Espremida entre as gerações

Há pelo menos 15 anos, Ana Luísa de Oliveira Martins, administradora e Data Protection Officer - DPO, vive a realidade da geração sanduíche de forma intensa. Embora os cuidados com o filho único, de 20 anos, hoje sejam menores, a atenção com a mãe, de 87 anos, aumentou muito. “Não vou mais ao pediatra, vou ao geriatra. Na sala de espera é clássico, sempre tem uma mulher de 40 e poucos anos acompanhando um idoso”, relata. 

Apesar do desafio de conciliar as demandas, Ana comenta que, pelo fato de ocupar um cargo de gestão, consegue ter mais autonomia para administrar a sua vida pessoal e profissional. “Não enfrento nenhuma dificuldade na empresa quando preciso me ausentar. Estou lá há 10 anos e desde o primeiro momento deixei claro que tinha mãe idosa e que eventualmente precisaria sair e eles sempre foram compreensivos com isso”, conta.

Para continuar crescendo na carreira, a gestora conta que a sua rede de apoio, formada pelo marido, filho e até vizinhos, foi fundamental.  “Vivenciar isso sozinho não dá. Chega um momento em que você vai ter que abrir mão da carreira ou de alguma outra coisa para fazer esse papel de cuidadora e eu não tenho nenhuma intenção de parar de trabalhar tão cedo. Tenho uma rede de amigas que também estão lidando com pais idosos e ter com quem trocar experiência ajuda muito a manter a sanidade. Fazer terapia também é essencial para ter ferramentas para lidar com as dificuldades”, explica Ana.

Como cuidar de quem cuida?

Para aliviar a sobrecarga diária das mulheres em suas múltiplas jornadas e, principalmente, amenizar os impactos na saúde mental, a diretora da Think Olga e Think Eva sugere que a sociedade civil reflita sobre a importância do cuidado. “Todo mundo que chegou à fase adulta teve alguém que dedicou muitas horas para que ela chegasse lá. Então, precisamos fazer essa reflexão e valorizar isso em nossas famílias, ciclos e sociedade”. 

Para Susana, outro passo importante é construir uma sociedade equitativa no que diz respeito ao cuidado com os filhos. Por mais que esse trabalho demande uma abordagem abrangente, pois engloba mudanças culturais, políticas públicas e práticas empresariais inovadoras, tais medidas beneficiarão não apenas as famílias, mas também contribuirão para o desenvolvimento sustentável da sociedade como um todo. 
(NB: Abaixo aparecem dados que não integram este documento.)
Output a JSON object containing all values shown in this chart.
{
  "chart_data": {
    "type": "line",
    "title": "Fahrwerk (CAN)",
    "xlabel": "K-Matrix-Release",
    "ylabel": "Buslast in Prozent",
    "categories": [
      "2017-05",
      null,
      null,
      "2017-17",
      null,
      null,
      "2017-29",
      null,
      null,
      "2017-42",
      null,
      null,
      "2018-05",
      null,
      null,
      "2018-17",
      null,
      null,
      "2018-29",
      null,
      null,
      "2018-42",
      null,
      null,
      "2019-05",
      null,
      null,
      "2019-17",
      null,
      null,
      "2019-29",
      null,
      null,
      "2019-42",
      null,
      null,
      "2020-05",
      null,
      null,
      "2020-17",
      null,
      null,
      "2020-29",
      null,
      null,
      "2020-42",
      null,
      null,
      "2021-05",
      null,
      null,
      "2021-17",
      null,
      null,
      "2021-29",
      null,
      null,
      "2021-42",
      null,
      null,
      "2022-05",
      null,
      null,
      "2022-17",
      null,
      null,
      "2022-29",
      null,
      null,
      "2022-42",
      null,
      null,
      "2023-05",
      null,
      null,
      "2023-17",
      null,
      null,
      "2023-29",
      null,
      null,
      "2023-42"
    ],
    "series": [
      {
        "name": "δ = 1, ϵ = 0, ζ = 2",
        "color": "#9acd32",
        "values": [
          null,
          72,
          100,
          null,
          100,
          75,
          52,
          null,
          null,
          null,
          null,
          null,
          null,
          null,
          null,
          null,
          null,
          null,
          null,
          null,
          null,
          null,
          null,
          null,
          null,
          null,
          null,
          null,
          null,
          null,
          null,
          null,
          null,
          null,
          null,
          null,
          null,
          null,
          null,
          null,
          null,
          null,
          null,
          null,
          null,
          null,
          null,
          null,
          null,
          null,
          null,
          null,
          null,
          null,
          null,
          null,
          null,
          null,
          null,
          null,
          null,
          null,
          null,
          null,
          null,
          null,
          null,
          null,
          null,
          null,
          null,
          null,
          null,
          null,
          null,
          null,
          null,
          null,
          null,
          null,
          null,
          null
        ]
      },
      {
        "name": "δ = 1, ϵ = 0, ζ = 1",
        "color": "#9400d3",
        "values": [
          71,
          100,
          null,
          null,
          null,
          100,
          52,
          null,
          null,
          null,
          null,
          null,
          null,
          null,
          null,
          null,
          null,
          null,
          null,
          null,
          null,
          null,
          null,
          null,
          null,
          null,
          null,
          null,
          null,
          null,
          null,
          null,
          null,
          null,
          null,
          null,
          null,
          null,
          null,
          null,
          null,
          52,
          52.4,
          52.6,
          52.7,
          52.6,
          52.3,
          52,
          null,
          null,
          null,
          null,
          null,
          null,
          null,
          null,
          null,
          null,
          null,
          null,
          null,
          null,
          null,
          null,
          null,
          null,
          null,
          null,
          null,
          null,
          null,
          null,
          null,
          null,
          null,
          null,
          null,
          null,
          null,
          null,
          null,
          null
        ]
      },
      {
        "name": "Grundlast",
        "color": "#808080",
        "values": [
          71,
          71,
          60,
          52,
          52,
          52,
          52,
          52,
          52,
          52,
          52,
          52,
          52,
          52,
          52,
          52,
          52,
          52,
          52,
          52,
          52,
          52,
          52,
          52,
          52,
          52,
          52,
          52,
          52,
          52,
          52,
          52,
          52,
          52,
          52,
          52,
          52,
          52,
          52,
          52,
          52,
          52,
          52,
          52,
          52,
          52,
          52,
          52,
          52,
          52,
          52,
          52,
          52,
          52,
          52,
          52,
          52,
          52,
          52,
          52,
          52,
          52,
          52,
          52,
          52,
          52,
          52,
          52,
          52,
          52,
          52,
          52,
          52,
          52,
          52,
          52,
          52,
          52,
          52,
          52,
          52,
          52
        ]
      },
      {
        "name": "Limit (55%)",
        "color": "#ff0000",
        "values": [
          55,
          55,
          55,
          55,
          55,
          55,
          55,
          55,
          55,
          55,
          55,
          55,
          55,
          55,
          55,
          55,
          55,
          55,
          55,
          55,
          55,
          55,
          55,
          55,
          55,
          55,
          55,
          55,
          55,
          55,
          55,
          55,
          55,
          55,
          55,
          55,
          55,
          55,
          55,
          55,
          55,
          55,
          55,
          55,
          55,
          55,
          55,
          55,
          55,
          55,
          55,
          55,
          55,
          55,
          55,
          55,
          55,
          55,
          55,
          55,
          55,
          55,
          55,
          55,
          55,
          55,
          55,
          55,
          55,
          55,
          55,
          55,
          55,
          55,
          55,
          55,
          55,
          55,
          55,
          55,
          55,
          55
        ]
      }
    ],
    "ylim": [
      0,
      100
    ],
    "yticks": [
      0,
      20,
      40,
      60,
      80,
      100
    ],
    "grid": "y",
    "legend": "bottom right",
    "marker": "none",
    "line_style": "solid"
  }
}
Nas organizações, cabe o papel de permitir que pais e mães tenham uma rotina mais flexível, além de criar formas de trabalho que respeitem as atribuições da vida pessoal e que contribuam positivamente para toda a equipe. “No nosso trabalho junto às empresas, que visa fortalecer a equidade pela valorização da parentalidade no universo corporativo, sugerimos algumas soluções, como roda de conversa, letramento de liderança, talks e treinamentos para inserir os homens na pauta do cuidado”, comenta Luciana.

O setor público, o governo e as ONGs também devem colaborar com políticas que protejam e apoiem quem cuida e naturalizem os homens como responsáveis pelos filhos e pela casa. “A Secretaria Nacional de Cuidados e Família está adotando estratégias entre os setores para instituir um plano nacional de cuidados. É importante que façamos bastante barulho para que a sociedade civil acompanhe e participe disso, de forma que essa política realmente seja efetiva, tirando a sobrecarga das mulheres, redividindo e sensibilizando a sociedade para a importância do cuidado”, conclui Nana.